Inclusion Europe: “It is unfair. We are all able to vote. And we want to vote!”

Every adult should be allowed to vote without discrimination. People with disabilities can only use this right if voting procedures becomes accessible. And recent developments in different EU countries are encouraging: progress is happening.

These were the three key takeaways from Inclusion Europe’s #ThisTimeWeAreVoting event in the European Parliament, where the organisation kicked off its election manifesto.

“If candidates want to be elected, they should make an effort to be understood!”

Jean Molynas, a Belgian-Greek self-advocate, made it clear in his intervention that people with intellectual disabilities should not be discriminated against when it comes to the right to vote: “It is unfair, it is not normal. We are all able to vote. And it is important for us to vote!”, he said, asking politicians to make their campaigns more accessible: “We need easy-to-read manifestos and they should take the time to explain things. If candidates want to be elected, they should make an effort to be understood!”

Martha Stickings from the European Union Agency for Fundamental Rights presented their report on “Who will (not) get to vote in the 2019 European Parliament elections?”, which was published on the same day. The report looks at the right to vote of people under guardianship in EU Member States.

Its main findings are:

  • Two-thirds of EU Member States still have restrictions on the right to vote of people deprived of legal capacity.
  • There are a number of positive developments in countries such as Belgium, Germany Denmark Spain and Slovakia
  • Drivers for change include:
    • Court rulings
    • Recommendations from the UN Committee on the Rights of Persons with Disabilities
    • European and national strategies on political participation of persons with disabilities (or covering this subject)
    • Civil society engagement

“Why is the European Commission keeping silent here?”
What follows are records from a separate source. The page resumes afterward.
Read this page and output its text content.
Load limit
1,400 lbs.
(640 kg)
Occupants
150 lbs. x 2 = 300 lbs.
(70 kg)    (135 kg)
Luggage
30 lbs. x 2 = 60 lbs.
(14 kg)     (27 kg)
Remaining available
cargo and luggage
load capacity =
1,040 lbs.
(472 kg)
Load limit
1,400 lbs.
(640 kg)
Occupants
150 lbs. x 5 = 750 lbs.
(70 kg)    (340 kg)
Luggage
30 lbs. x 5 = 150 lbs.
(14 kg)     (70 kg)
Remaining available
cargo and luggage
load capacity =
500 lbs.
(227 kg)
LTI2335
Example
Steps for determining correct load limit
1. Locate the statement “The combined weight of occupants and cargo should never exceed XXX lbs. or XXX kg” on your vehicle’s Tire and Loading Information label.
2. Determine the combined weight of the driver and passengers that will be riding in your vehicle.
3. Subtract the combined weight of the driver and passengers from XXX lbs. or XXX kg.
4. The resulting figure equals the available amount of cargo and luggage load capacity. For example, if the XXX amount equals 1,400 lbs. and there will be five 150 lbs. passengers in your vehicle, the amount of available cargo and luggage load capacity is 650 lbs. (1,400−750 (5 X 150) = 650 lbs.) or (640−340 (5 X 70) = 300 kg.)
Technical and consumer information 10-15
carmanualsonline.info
With France being the latest case of countries extending the right to vote to people under guardianship, Vice-president of the European Parliament Sylvie Guillaume denounced the fact that it is up to individual member states to advance this cause:

“Why is the Commission precisely, in that case, limiting itself to only encouraging best practices and not reacting more strongly in order to improve this current situation? In several occasions, the Commission has been able to demonstrate a strong stance against violations of the Treaty, so why is it keeping silent here? I consider it a missed opportunity to make the voice of an inclusive Europe heard.”
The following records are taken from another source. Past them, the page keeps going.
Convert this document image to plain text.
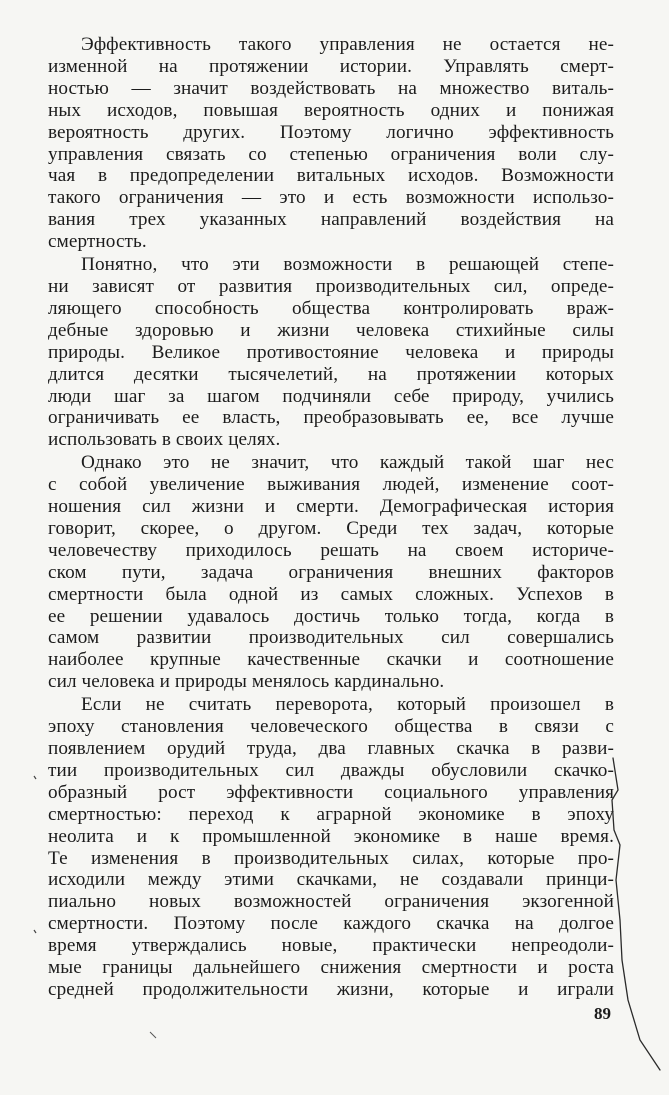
Эффективность такого управления не остается не-
изменной на протяжении истории. Управлять смерт-
ностью — значит воздействовать на множество виталь-
ных исходов, повышая вероятность одних и понижая
вероятность других. Поэтому логично эффективность
управления связать со степенью ограничения воли слу-
чая в предопределении витальных исходов. Возможности
такого ограничения — это и есть возможности использо-
вания трех указанных направлений воздействия на
смертность.
Понятно, что эти возможности в решающей степе-
ни зависят от развития производительных сил, опреде-
ляющего способность общества контролировать враж-
дебные здоровью и жизни человека стихийные силы
природы. Великое противостояние человека и природы
длится десятки тысячелетий, на протяжении которых
люди шаг за шагом подчиняли себе природу, учились
ограничивать ее власть, преобразовывать ее, все лучше
использовать в своих целях.
Однако это не значит, что каждый такой шаг нес
с собой увеличение выживания людей, изменение соот-
ношения сил жизни и смерти. Демографическая история
говорит, скорее, о другом. Среди тех задач, которые
человечеству приходилось решать на своем историче-
ском пути, задача ограничения внешних факторов
смертности была одной из самых сложных. Успехов в
ее решении удавалось достичь только тогда, когда в
самом развитии производительных сил совершались
наиболее крупные качественные скачки и соотношение
сил человека и природы менялось кардинально.
Если не считать переворота, который произошел в
эпоху становления человеческого общества в связи с
появлением орудий труда, два главных скачка в разви-
тии производительных сил дважды обусловили скачко-
образный рост эффективности социального управления
смертностью: переход к аграрной экономике в эпоху
неолита и к промышленной экономике в наше время.
Те изменения в производительных силах, которые про-
исходили между этими скачками, не создавали принци-
пиально новых возможностей ограничения экзогенной
смертности. Поэтому после каждого скачка на долгое
время утверждались новые, практически непреодоли-
мые границы дальнейшего снижения смертности и роста
средней продолжительности жизни, которые и играли
89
Running accessible elections

Examples of how voting can become more accessible were presented by Milena Johnová, a city councillor for Prague. She explained how the city is supporting people with intellectual disabilities in voting, by collaborating with local NGOs, sharing support material and working with social care providers.
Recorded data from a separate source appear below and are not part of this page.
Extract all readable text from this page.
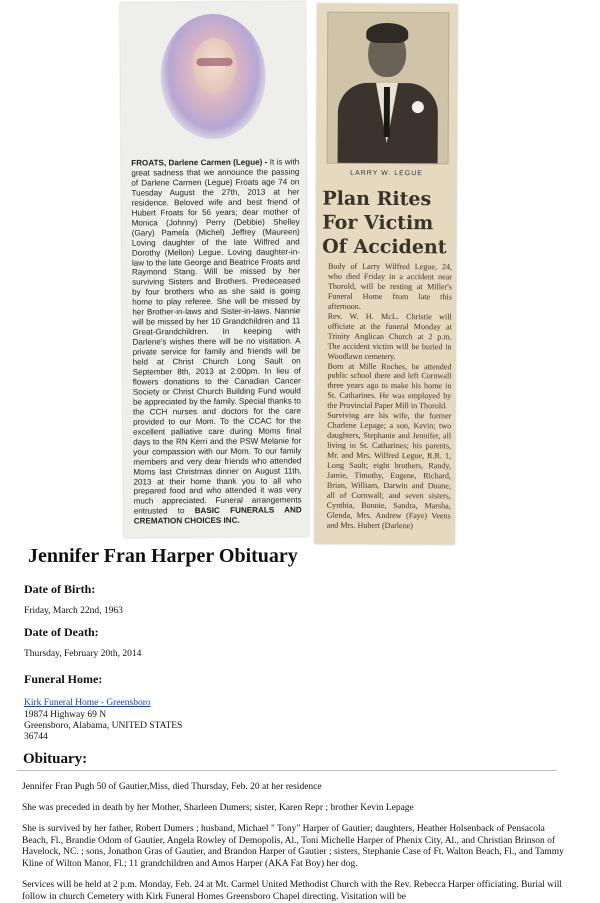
FROATS, Darlene Carmen (Legue) - It is with great sadness that we announce the passing of Darlene Carmen (Legue) Froats age 74 on Tuesday August the 27th, 2013 at her residence. Beloved wife and best friend of Hubert Froats for 56 years; dear mother of Monica (Johnny) Perry (Debbie) Shelley (Gary) Pamela (Michel) Jeffrey (Maureen) Loving daughter of the late Wilfred and Dorothy (Mellon) Legue. Loving daughter-in-law to the late George and Beatrice Froats and Raymond Stang. Will be missed by her surviving Sisters and Brothers. Predeceased by four brothers who as she said is going home to play referee. She will be missed by her Brother-in-laws and Sister-in-laws. Nannie will be missed by her 10 Grandchildren and 11 Great-Grandchildren. In keeping with Darlene's wishes there will be no visitation. A private service for family and friends will be held at Christ Church Long Sault on September 8th, 2013 at 2:00pm. In lieu of flowers donations to the Canadian Cancer Society or Christ Church Building Fund would be appreciated by the family. Special thanks to the CCH nurses and doctors for the care provided to our Mom. To the CCAC for the excellent palliative care during Moms final days to the RN Kerri and the PSW Melanie for your compassion with our Mom. To our family members and very dear friends who attended Moms last Christmas dinner on August 11th, 2013 at their home thank you to all who prepared food and who attended it was very much appreciated. Funeral arrangements entrusted to BASIC FUNERALS AND CREMATION CHOICES INC.
LARRY W. LEGUE
Plan Rites
For Victim
Of Accident
Body of Larry Wilfred Legue, 24, who died Friday in a accident near Thorold, will be resting at Miller's Funeral Home from late this afternoon.
Rev. W. H. McL. Christie will officiate at the funeral Monday at Trinity Anglican Church at 2 p.m. The accident victim will be buried in Woodlawn cemetery.
Born at Mille Roches, he attended public school there and left Cornwall three years ago to make his home in St. Catharines. He was employed by the Provincial Paper Mill in Thorold.
Surviving are his wife, the former Charlene Lepage; a son, Kevin; two daughters, Stephanie and Jennifer, all living in St. Catharines; his parents, Mr. and Mrs. Wilfred Legue, R.R. 1, Long Sault; eight brothers, Randy, Jamie, Timothy, Eugene, Richard, Brian, William, Darwin and Duane, all of Cornwall; and seven sisters, Cynthia, Bonnie, Sandra, Marsha, Glenda, Mrs. Andrew (Faye) Veens and Mrs. Hubert (Darlene)
Jennifer Fran Harper Obituary
Date of Birth:
Friday, March 22nd, 1963
Date of Death:
Thursday, February 20th, 2014
Funeral Home:
Kirk Funeral Home - Greensboro
19874 Highway 69 N
Greensboro, Alabama, UNITED STATES
36744
Obituary:
Jennifer Fran Pugh 50 of Gautier,Miss, died Thursday, Feb. 20 at her residence
She was preceded in death by her Mother, Sharleen Dumers; sister, Karen Repr ; brother Kevin Lepage
She is survived by her father, Robert Dumers ; husband, Michael " Tony" Harper of Gautier; daughters, Heather Holsenback of Pensacola Beach, Fl., Brandie Odom of Gautier, Angela Rowley of Demopolis, Al., Toni Michelle Harper of Phenix City, Al., and Christian Brinson of Havelock, NC. ; sons, Jonathon Gras of Gautier, and Brandon Harper of Gautier ; sisters, Stephanie Case of Ft. Walton Beach, Fl., and Tammy Kline of Wilton Manor, Fl.; 11 grandchildren and Amos Harper (AKA Fat Boy) her dog.
Services will be held at 2 p.m. Monday, Feb. 24 at Mt. Carmel United Methodist Church with the Rev. Rebecca Harper officiating. Burial will follow in church Cemetery with Kirk Funeral Homes Greensboro Chapel directing. Visitation will be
Challenging national authorities to provide information about the elections in an accessible way is also one of the demands of Inclusion Europe’s election manifesto. It was signed during the event by Sylvie Guillaume and MEP Lambert Van Nistelrooij.

Beyond voting rights: Running for office

While voting rights and voting accessibility were the main topics of the events, running for office was another area that was discussed.

André Burger, a father of a son with an intellectual disability and member of the municipal council of Bloemendaal in the Netherlands, encouraged other parents to run for office: “Parents know their own situation best, they know what must change for themselves and for their children. Parents go for it!”

And self-advocate Jean Molynas, as a person with an intellectual disability, plans to be one of the pioneers in this area: “For the next local elections, I intend to run for office.”